Issue 34


First Weekend

 

                “Why don’t I take Skylar home with me for a few days?”

                I smile blissfully, reliving the fantasy again, the one where my mother-in-law offers to take our son off our hands for a short while.  Rebecca and I bundle him up and hug him goodbye, then spend some luxurious mornings sleeping in after a couple of hot dates together.  I also see myself rough-housing with the dogs, not having to worry whether Bahroo’s barking will wake Skylar.  Days and nights filled with freedom, the freedom to do anything at all.

                “Nick?”  I feel a hand shake my shoulder.  “So what do you think?”

                The fantasy vanishes, like it always does, leaving a wistful smile on my lips.  Then I realize that this isn’t a fantasy.  My mother-in-law is looking right at me and she’s serious.  I feel my neck muscles tighten.

                “But…”  I clamped my lips tightly around the words before they can escape my mouth.  What am I doing?  This isn’t how the fantasy goes.  I’m supposed to be dancing a gig of celebration.  Somehow, though, I don’t feel like dancing.  I’ve already begun to imagine tomorrow morning.  The house is quiet.  Dead quiet.  I see myself wandering through the halls, searching for my little boy.

                Wait a second.  What am I, crazy?  We’re talking about a free weekend here.  This was supposed to be easy.  I mean, I hate waking up in the morning when he cries.  I lie in bed and try to see if he’s really crying or if he’s just talking.  Sometimes I’ll even nudge Rebecca with my foot to wake her up, then I’ll pretend like I’m still asleep so she’ll get up to take care of him.  I’ve dreamed of sleeping in for nine months now, but suddenly the thought of not hearing him in the morning makes me sad.  Why is this so hard for me?

                I feel like I must be bordering on insanity to be thinking like this.  I run my hands through my hair.  “Okay,” I say, and then my stomach makes a full flip at my betrayal of my son.

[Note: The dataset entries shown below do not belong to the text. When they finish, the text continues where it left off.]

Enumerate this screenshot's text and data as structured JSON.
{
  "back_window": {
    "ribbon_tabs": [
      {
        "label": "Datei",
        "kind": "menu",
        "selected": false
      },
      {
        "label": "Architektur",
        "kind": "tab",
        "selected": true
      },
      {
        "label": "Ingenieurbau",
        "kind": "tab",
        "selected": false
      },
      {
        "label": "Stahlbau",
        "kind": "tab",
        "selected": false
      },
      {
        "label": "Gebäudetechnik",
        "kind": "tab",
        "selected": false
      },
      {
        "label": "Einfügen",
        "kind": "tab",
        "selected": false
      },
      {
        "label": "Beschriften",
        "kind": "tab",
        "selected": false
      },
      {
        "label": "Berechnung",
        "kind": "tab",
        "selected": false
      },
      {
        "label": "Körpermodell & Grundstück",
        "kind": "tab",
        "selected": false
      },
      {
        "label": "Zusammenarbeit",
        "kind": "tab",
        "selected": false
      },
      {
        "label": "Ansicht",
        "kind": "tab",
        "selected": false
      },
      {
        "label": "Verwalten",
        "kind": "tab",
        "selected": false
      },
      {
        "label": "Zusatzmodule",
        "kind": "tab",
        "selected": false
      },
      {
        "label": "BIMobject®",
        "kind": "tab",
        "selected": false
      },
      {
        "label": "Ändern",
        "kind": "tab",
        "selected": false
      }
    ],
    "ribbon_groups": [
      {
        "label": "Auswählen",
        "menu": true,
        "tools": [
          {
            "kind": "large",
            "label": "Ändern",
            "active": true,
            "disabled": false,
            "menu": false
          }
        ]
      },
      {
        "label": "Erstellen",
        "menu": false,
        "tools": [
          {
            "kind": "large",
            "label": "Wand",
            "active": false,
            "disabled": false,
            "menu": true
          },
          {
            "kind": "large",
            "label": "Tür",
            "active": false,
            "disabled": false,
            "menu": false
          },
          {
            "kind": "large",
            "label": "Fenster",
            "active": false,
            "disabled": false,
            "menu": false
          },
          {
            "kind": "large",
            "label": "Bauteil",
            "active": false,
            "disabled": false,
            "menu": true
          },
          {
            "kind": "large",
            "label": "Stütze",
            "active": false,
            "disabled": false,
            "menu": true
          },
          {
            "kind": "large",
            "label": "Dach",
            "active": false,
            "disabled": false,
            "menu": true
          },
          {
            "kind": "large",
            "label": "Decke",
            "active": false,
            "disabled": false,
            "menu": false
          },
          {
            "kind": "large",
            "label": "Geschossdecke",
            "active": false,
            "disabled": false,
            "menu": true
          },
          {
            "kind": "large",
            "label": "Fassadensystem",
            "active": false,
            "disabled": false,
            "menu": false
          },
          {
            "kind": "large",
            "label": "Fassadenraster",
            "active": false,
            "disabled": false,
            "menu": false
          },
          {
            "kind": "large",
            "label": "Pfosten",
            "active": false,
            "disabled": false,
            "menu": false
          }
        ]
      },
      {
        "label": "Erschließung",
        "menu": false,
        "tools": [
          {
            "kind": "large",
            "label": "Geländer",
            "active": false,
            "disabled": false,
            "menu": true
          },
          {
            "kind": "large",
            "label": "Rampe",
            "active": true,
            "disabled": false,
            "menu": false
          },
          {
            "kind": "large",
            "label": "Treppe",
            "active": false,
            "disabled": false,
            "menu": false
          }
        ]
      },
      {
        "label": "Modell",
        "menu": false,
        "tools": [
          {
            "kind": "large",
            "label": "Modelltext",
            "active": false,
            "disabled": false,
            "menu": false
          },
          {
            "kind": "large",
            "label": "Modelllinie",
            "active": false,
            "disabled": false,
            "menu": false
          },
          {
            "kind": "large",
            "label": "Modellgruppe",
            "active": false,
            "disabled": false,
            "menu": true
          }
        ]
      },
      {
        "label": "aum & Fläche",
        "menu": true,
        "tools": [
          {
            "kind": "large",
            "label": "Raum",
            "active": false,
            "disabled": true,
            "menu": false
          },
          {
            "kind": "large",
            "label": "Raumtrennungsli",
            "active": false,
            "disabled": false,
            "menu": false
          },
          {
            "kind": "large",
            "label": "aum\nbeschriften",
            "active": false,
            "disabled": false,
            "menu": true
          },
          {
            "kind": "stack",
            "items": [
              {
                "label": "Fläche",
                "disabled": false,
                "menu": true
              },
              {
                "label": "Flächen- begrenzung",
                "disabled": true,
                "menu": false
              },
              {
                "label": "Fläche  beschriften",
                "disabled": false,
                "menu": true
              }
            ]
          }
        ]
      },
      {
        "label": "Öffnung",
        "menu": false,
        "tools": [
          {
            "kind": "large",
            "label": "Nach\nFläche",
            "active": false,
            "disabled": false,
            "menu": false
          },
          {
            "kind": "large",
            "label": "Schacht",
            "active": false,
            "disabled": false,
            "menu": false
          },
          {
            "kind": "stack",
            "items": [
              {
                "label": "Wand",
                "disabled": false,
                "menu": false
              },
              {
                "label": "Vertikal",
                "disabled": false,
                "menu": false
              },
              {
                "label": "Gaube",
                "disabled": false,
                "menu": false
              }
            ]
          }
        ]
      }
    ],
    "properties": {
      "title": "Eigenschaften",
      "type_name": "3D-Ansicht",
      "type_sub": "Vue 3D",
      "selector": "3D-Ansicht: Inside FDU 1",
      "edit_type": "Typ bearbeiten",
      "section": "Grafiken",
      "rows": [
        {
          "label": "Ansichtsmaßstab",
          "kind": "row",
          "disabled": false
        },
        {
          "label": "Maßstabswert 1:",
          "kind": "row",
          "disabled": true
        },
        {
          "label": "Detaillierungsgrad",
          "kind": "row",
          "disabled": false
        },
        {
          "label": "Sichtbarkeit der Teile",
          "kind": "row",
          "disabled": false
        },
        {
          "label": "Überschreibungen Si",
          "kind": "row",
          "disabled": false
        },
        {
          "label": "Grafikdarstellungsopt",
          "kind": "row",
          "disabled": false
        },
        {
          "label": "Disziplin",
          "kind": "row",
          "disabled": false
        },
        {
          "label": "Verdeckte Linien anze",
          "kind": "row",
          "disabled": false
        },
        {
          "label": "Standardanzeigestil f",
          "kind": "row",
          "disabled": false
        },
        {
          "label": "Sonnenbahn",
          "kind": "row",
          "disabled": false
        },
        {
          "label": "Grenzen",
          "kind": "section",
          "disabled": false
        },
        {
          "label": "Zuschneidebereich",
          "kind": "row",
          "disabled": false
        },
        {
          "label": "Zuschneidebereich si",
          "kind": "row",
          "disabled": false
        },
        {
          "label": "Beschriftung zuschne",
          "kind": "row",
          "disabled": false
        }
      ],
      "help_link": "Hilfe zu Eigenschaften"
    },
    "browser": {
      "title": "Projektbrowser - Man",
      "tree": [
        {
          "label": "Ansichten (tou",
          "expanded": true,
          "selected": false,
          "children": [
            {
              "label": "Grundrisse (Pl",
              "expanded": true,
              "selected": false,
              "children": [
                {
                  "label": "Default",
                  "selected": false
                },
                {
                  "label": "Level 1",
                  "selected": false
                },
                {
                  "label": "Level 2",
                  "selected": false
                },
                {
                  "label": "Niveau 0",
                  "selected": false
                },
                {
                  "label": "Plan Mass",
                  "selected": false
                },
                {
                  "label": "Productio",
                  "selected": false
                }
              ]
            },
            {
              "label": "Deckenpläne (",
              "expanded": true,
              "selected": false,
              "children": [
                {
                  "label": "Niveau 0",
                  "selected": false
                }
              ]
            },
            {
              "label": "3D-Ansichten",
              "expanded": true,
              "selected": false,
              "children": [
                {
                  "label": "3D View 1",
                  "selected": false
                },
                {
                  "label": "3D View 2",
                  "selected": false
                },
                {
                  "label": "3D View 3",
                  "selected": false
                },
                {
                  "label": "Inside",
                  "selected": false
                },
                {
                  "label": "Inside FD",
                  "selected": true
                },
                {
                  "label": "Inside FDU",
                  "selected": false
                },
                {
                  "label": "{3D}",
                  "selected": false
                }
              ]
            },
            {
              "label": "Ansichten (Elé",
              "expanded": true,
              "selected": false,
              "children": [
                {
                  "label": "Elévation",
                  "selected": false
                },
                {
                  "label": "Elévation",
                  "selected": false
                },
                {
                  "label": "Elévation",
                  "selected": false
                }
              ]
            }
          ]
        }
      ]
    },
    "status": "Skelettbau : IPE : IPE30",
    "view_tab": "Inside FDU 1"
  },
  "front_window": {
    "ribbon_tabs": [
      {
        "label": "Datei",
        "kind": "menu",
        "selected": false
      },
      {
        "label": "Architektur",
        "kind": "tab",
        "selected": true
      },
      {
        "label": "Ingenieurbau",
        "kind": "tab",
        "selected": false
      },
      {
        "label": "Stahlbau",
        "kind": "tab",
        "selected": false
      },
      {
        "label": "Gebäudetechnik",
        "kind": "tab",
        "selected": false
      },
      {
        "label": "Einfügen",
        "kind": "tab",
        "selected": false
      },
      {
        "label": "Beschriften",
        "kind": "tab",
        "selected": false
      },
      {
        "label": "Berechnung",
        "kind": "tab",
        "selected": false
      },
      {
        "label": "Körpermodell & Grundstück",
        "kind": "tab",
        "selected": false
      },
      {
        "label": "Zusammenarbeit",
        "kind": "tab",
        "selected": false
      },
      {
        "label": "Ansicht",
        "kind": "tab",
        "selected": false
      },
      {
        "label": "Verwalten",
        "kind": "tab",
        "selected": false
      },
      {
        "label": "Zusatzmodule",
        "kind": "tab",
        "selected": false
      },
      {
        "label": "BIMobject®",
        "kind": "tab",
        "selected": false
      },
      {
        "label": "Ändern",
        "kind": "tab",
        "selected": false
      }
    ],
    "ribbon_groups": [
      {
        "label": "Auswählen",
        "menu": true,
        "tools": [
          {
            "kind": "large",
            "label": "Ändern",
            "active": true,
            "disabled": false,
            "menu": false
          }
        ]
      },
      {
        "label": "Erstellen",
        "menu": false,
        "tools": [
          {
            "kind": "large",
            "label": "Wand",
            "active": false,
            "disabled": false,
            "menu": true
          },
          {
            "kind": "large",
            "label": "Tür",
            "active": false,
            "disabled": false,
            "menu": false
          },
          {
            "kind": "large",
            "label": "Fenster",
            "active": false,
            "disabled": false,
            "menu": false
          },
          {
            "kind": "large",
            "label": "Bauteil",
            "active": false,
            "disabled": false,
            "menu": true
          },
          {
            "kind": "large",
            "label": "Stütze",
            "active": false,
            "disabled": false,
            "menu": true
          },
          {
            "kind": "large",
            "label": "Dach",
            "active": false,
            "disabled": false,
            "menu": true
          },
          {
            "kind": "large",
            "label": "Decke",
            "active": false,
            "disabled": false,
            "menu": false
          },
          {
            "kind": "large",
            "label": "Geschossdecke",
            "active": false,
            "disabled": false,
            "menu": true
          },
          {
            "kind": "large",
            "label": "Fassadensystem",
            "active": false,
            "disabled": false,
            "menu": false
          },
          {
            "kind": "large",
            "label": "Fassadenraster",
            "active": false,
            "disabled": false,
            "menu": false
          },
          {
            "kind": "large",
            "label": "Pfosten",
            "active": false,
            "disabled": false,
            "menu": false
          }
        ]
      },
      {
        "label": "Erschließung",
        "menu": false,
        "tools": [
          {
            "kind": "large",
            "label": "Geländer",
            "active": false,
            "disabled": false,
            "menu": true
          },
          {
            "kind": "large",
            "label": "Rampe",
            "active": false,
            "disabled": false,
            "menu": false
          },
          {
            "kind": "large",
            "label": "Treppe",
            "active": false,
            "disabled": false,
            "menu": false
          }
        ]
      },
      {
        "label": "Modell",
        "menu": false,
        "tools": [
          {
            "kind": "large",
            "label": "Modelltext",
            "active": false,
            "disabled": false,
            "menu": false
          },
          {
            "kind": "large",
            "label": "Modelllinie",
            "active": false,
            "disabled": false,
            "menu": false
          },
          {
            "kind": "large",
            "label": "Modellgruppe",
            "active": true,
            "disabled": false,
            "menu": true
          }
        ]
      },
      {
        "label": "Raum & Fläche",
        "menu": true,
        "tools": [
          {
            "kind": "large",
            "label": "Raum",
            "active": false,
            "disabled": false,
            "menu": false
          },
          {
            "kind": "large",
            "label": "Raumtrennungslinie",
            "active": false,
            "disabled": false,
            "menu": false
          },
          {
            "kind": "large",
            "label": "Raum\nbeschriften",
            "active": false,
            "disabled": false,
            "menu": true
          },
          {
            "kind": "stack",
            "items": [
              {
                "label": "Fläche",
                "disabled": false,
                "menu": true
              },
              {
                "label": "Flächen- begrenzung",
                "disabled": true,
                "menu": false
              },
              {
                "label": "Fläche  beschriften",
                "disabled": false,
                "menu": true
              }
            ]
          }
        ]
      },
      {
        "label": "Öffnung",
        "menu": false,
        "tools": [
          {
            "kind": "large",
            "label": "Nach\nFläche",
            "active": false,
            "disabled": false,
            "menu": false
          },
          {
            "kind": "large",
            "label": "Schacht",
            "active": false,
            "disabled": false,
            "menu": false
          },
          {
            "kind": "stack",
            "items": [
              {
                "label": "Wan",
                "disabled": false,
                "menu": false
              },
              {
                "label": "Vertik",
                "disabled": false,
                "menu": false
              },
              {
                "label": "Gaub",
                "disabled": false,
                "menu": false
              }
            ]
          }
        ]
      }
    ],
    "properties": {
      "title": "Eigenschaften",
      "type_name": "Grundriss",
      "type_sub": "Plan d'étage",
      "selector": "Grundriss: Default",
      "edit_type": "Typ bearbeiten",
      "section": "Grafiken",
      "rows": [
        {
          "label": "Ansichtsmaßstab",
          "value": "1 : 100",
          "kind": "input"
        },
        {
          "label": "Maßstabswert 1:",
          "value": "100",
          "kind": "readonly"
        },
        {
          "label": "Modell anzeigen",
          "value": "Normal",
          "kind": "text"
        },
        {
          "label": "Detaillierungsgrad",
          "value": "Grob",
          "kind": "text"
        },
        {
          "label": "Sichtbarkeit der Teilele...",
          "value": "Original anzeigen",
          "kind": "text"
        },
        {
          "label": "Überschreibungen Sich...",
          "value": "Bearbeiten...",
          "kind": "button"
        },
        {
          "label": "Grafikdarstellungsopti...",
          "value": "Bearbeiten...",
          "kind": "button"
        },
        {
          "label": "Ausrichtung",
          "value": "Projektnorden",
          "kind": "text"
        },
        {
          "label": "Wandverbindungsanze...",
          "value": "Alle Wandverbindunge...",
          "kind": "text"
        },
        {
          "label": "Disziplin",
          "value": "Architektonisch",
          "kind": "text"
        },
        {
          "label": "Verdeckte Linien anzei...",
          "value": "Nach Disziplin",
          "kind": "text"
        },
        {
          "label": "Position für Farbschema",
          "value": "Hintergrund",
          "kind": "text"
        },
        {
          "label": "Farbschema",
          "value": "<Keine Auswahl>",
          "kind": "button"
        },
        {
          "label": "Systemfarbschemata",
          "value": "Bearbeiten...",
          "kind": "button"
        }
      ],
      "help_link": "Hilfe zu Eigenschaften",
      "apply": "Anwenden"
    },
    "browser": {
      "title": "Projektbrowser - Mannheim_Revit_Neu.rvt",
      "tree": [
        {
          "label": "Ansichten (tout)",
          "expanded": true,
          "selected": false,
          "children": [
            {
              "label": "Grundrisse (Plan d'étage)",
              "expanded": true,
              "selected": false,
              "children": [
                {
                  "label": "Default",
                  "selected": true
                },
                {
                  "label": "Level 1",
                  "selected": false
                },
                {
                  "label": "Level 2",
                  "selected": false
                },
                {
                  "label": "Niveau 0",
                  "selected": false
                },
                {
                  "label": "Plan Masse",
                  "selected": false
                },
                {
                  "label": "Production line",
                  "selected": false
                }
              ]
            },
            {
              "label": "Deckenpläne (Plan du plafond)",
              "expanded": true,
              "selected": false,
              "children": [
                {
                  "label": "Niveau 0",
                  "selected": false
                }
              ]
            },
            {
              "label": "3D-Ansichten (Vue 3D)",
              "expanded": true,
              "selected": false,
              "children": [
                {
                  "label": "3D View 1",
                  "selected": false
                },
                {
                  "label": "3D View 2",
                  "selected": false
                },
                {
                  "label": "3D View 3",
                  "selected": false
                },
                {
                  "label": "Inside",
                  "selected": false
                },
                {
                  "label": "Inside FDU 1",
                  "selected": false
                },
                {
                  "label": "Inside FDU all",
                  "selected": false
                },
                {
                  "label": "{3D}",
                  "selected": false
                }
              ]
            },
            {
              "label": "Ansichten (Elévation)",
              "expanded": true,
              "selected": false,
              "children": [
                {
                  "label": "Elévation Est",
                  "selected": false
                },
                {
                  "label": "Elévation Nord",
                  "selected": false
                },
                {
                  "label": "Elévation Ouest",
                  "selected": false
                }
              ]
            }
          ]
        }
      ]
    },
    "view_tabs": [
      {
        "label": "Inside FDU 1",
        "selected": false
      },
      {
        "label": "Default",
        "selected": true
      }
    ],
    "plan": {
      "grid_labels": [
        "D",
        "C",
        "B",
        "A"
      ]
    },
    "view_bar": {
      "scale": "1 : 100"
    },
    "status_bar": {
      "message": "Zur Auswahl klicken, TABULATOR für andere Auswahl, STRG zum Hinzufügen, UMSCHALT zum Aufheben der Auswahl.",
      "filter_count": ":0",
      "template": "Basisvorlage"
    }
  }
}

                I help pack Skylar’s things in a daze. His little snuggy jacket fits around my hand like a puppet. Why did I want him gone so badly?  I can’t remember.  Do I really want this?  I try to pack some clothes for him, but today was going to be laundry day.  “Just put all of his dirty clothes in a basket.  I’ll wash and fold them.”  My mother-in-law, I can see, has been fantasizing about this day also, though I think her fantasy is going a bit more to schedule than mine and she certainly isn’t going to let something like a pile of dirty clothes shut this down. Suddenly I feel so embarrassed: Skylar isn’t even a year old and already he’s bringing his dirty laundry with him when he visits family.

                It’s amazing just how much stuff a little one needs, and don’t think my mother-in-law isn’t prepared.  She has her own crib, playpen, highchair, and toys.  But a baby needs diapers (two packs of 28 each, just to be sure), formula (a monster-sized can, just to be sure), extra bottles (just to be sure), a second jacket (just to be sure), some toys for the drive (just to be sure), snacks and munchies and…

                My mind screams that I can still say no.  But once he’s in that car and on his way, it’s all over.  My mother-in-law lives over a hundred miles away.  It’s not like I can change my mind two hours from now when the withdrawl pains begin to completely overwhelm me.  I whisper, “If you don’t leave now, he’s going to be staying.”  My mother-in-law hears me, and a look of panic crosses her face.  She knows I’ve betrayed myself.  Suddenly Skylar has everything he needs.  “I can always stop by the store,” she says as she takes Skylar from my arms.  In a flash, he’s buckled into his car seat and all I can see are taillights.

                Numb, I walk back into the house with my arm wrapped around Rebecca.  The house is quiet.  Dead quiet.  Rebecca and I look at each other, paralyzed.  I know I’ve forgotten what we used to do on a Saturday morning.  I suppose we could go to a movie or out to eat.  We could go back to bed and sleep in.  We could even light a fire and not have to worry about someone trying to crawl into it.  These are all things I fantasized about doing, but none of them seem appealing right now.

                “Let’s go out and play,” says Rebecca, breaking the silence.  I think about all the things we need to bring: diapers, wipes, bottles…nothing.  We need nothing other than each other.

                I take her hand and we run out of the house.